I have heard some say that speaker cables do need a 'burn in', and some say that its totally BS.
What say you?


128x128gawdbless

Auditory memory of sounds we're exposed too frequently over a long period of time is good: e.g. a parent's voice.

Auditory memory of a sound experienced once over a fairly short period of time, e.g. an auditioning of a new audio component, is very poor.

Hence, impossible to judge with your ears how much burn-in of cables helps.  If you listen to them once, you can't remember by the time they're fully cooked.  If you listen to them over a period of time, to form a more durable impression, you're actually burning them in while you listen.

All you can really judge is whether, subjectively, the experience of listening to them after burn-in is as positive to you or more so, compared to your judgment when you first listened.  This isn't the same thing.

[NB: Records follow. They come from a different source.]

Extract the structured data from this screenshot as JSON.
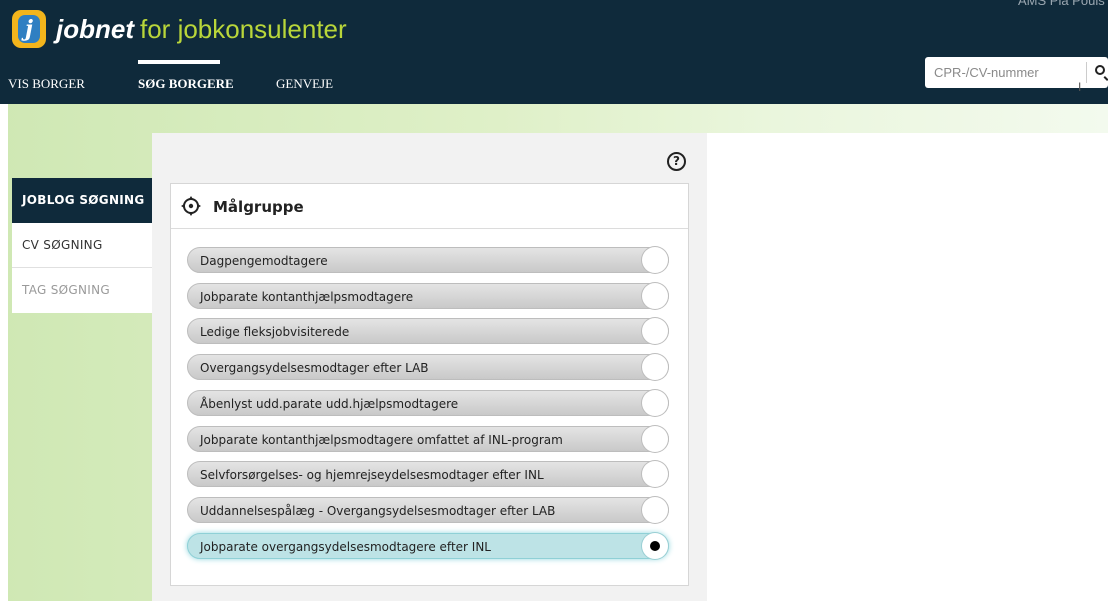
{
  "header": {
    "brand_name": "jobnet",
    "brand_suffix": "for jobkonsulenter",
    "user_text": "AMS  Pia Pouls",
    "logo_letter": "j"
  },
  "nav": {
    "items": [
      {
        "label": "VIS BORGER",
        "active": false
      },
      {
        "label": "SØG BORGERE",
        "active": true
      },
      {
        "label": "GENVEJE",
        "active": false
      }
    ]
  },
  "search": {
    "placeholder": "CPR-/CV-nummer",
    "icon": "search-icon"
  },
  "sidebar": {
    "items": [
      {
        "label": "JOBLOG SØGNING",
        "state": "active"
      },
      {
        "label": "CV SØGNING",
        "state": "normal"
      },
      {
        "label": "TAG SØGNING",
        "state": "muted"
      }
    ]
  },
  "help": {
    "label": "?"
  },
  "card": {
    "title": "Målgruppe",
    "icon": "target-icon",
    "options": [
      {
        "label": "Dagpengemodtagere",
        "selected": false
      },
      {
        "label": "Jobparate kontanthjælpsmodtagere",
        "selected": false
      },
      {
        "label": "Ledige fleksjobvisiterede",
        "selected": false
      },
      {
        "label": "Overgangsydelsesmodtager efter LAB",
        "selected": false
      },
      {
        "label": "Åbenlyst udd.parate udd.hjælpsmodtagere",
        "selected": false
      },
      {
        "label": "Jobparate kontanthjælpsmodtagere omfattet af INL-program",
        "selected": false
      },
      {
        "label": "Selvforsørgelses- og hjemrejseydelsesmodtager efter INL",
        "selected": false
      },
      {
        "label": "Uddannelsespålæg - Overgangsydelsesmodtager efter LAB",
        "selected": false
      },
      {
        "label": "Jobparate overgangsydelsesmodtagere efter INL",
        "selected": true
      }
    ]
  },
  "colors": {
    "header_bg": "#0f2a3b",
    "brand_accent": "#b9d63a",
    "selected_bg": "#bde3e6"
  }
}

Factor in favorite music selections that you know very well and it's incredibly easy to discern break in, even with cables. When your equipment is already broken in, trying new cables with music that you're intimately familiar with is actually quite an easy thing to do. 

Don't we always cite our favorite go to CDs and records when evaluating gear? Why would it be any different with cables?

All the best,
Nonoise
Why are we back to auditory memory stuffs here.  I feel like we are going back to the stone age.  Something we already talked about.
Like I said, manufacturers have a lot of cables lying around so they can do A - B between new and old cables so there is no need to recall something many days ago.
@andy2

Like I said, manufacturers have a lot of cables lying around so they can do A - B between new and old cables so there is no need to recall something many days ago.

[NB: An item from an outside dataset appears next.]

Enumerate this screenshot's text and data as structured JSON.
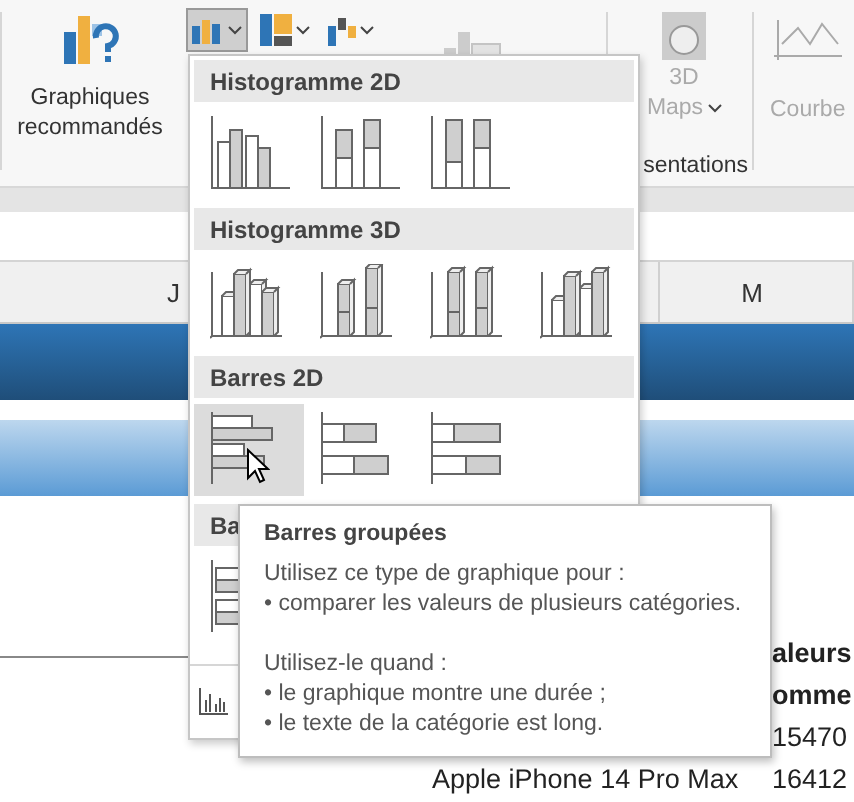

And that is exactly why it is suspicious that they do not (that I'm aware of) produce any objective measurements showing the physical changes between a burned in and new cable.   Let alone tests correlating such changes to their audibility. (The only, rare,  attempts I'm aware of to measure for burn-in in finished audio products, either cables or other devices e.g. CD players, were negative for burn in effects).

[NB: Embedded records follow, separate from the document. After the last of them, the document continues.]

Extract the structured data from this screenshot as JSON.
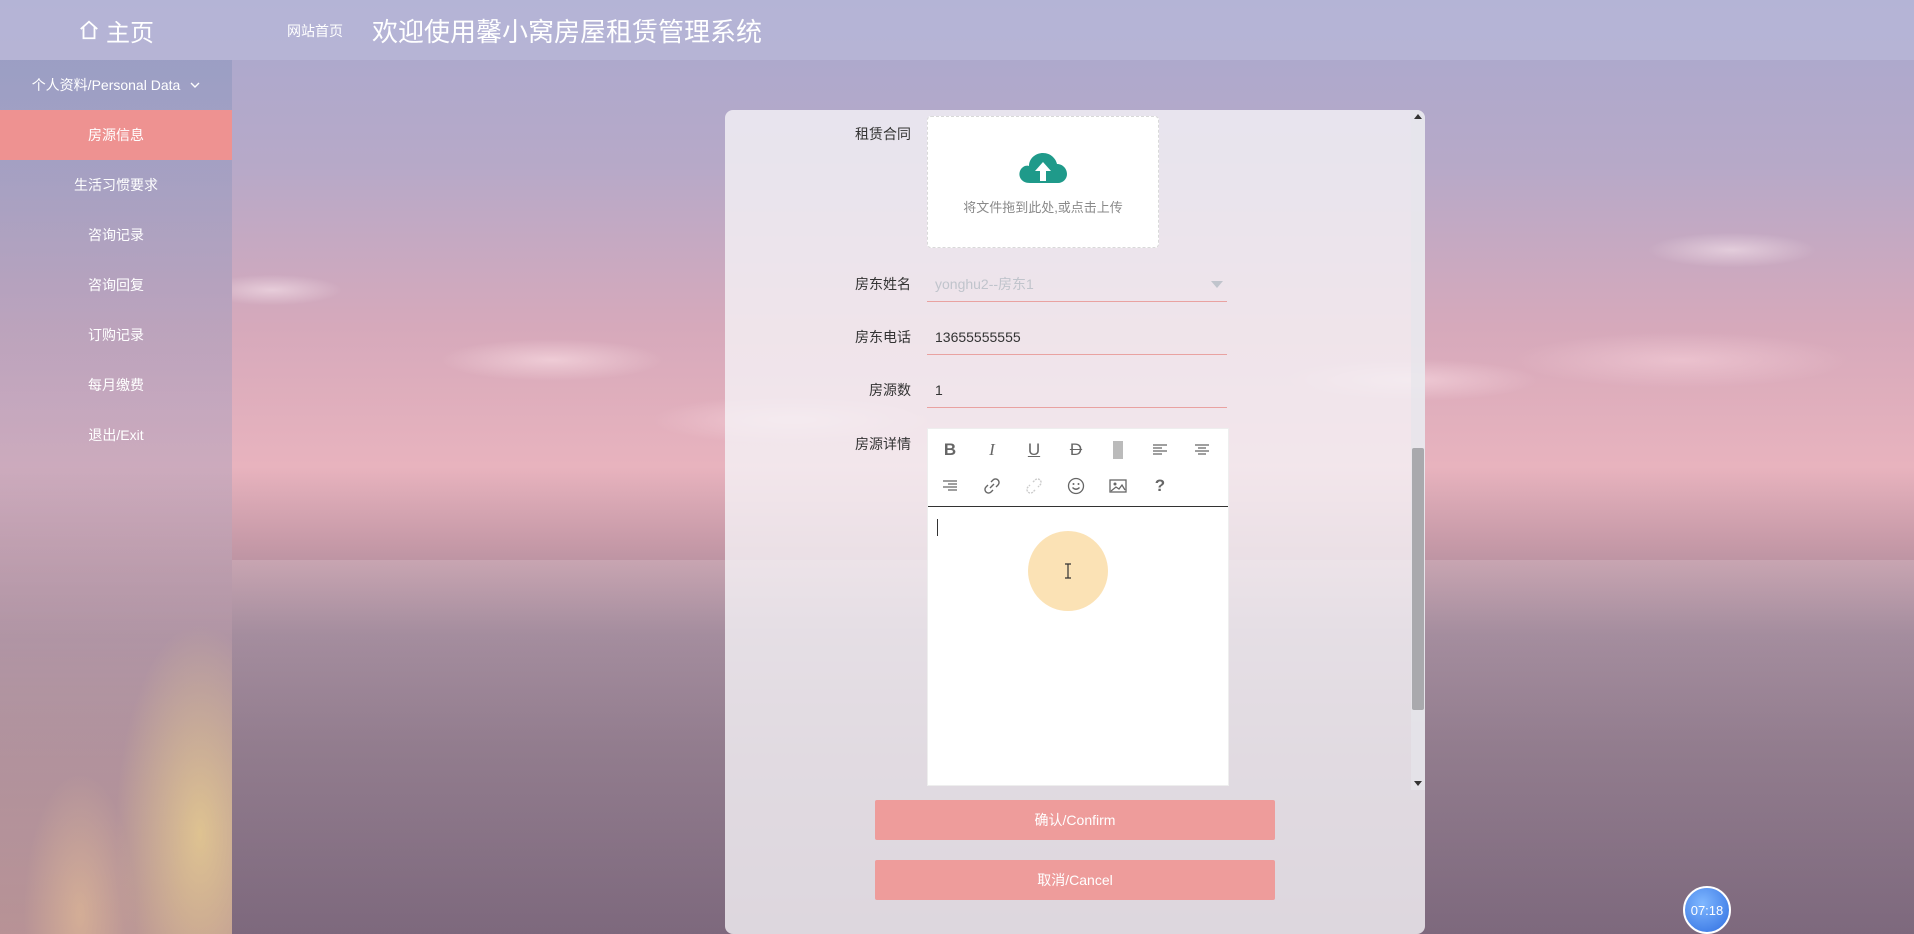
{
  "header": {
    "home_label": "主页",
    "site_link": "网站首页",
    "title": "欢迎使用馨小窝房屋租赁管理系统"
  },
  "sidebar": {
    "group_label": "个人资料/Personal Data",
    "items": [
      {
        "label": "房源信息",
        "active": true
      },
      {
        "label": "生活习惯要求",
        "active": false
      },
      {
        "label": "咨询记录",
        "active": false
      },
      {
        "label": "咨询回复",
        "active": false
      },
      {
        "label": "订购记录",
        "active": false
      },
      {
        "label": "每月缴费",
        "active": false
      },
      {
        "label": "退出/Exit",
        "active": false
      }
    ]
  },
  "form": {
    "contract": {
      "label": "租赁合同",
      "upload_text": "将文件拖到此处,或点击上传"
    },
    "landlord_name": {
      "label": "房东姓名",
      "value": "yonghu2--房东1"
    },
    "landlord_phone": {
      "label": "房东电话",
      "value": "13655555555"
    },
    "house_count": {
      "label": "房源数",
      "value": "1"
    },
    "details": {
      "label": "房源详情"
    }
  },
  "editor_toolbar": [
    "bold-icon",
    "italic-icon",
    "underline-icon",
    "strikethrough-icon",
    "background-color-icon",
    "align-left-icon",
    "align-center-icon",
    "align-right-icon",
    "link-icon",
    "unlink-icon",
    "emoji-icon",
    "image-icon",
    "help-icon"
  ],
  "buttons": {
    "confirm": "确认/Confirm",
    "cancel": "取消/Cancel"
  },
  "clock": "07:18",
  "colors": {
    "accent": "#ee9291",
    "button": "#ee9c9b",
    "upload_icon": "#1f9a8a"
  }
}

Even in this thread people have appealed to the idea "high end cable manufacturers recommend burn in, so it must be a real thing!"

Yet when you check out the claims, e.g. on the Nordost page (one of THE most well-regarded cable companies in high-end), anyone with a critical-thinking neuron in their head can see how dicey and unsupported the claims are. 

Look how many cable companies there are.  None (that I know) provide objective,  repeatable data demonstrating their claims and you'd think they have the equipment!  Lots of them just tell you it happens, which entails that it is "only fair" that you keep the cable for the allotted "burn in" time.    And that is a good marketing move - salesmen know about the "get the foot in the door" approach, where once you can say "look, just take it and try it out" the sale is more likely than if the customer doesn't even take the product.


Why do things like "cable burn-in" operate like pseudoscience, where the companies (or audiophiles or hi-fi salesmen) make some technical-sounding claim that is never actually supported by measured data, but only by anecdote? 

Andy, could you answer the question I posed before, because I'm sure it has consequences for the assumptions you've made about cables, that perhaps you have not thought through:

Do you think the "higher end" cables, such as your QED, transmit sonic information that the Belden cable is incapable of transmitting?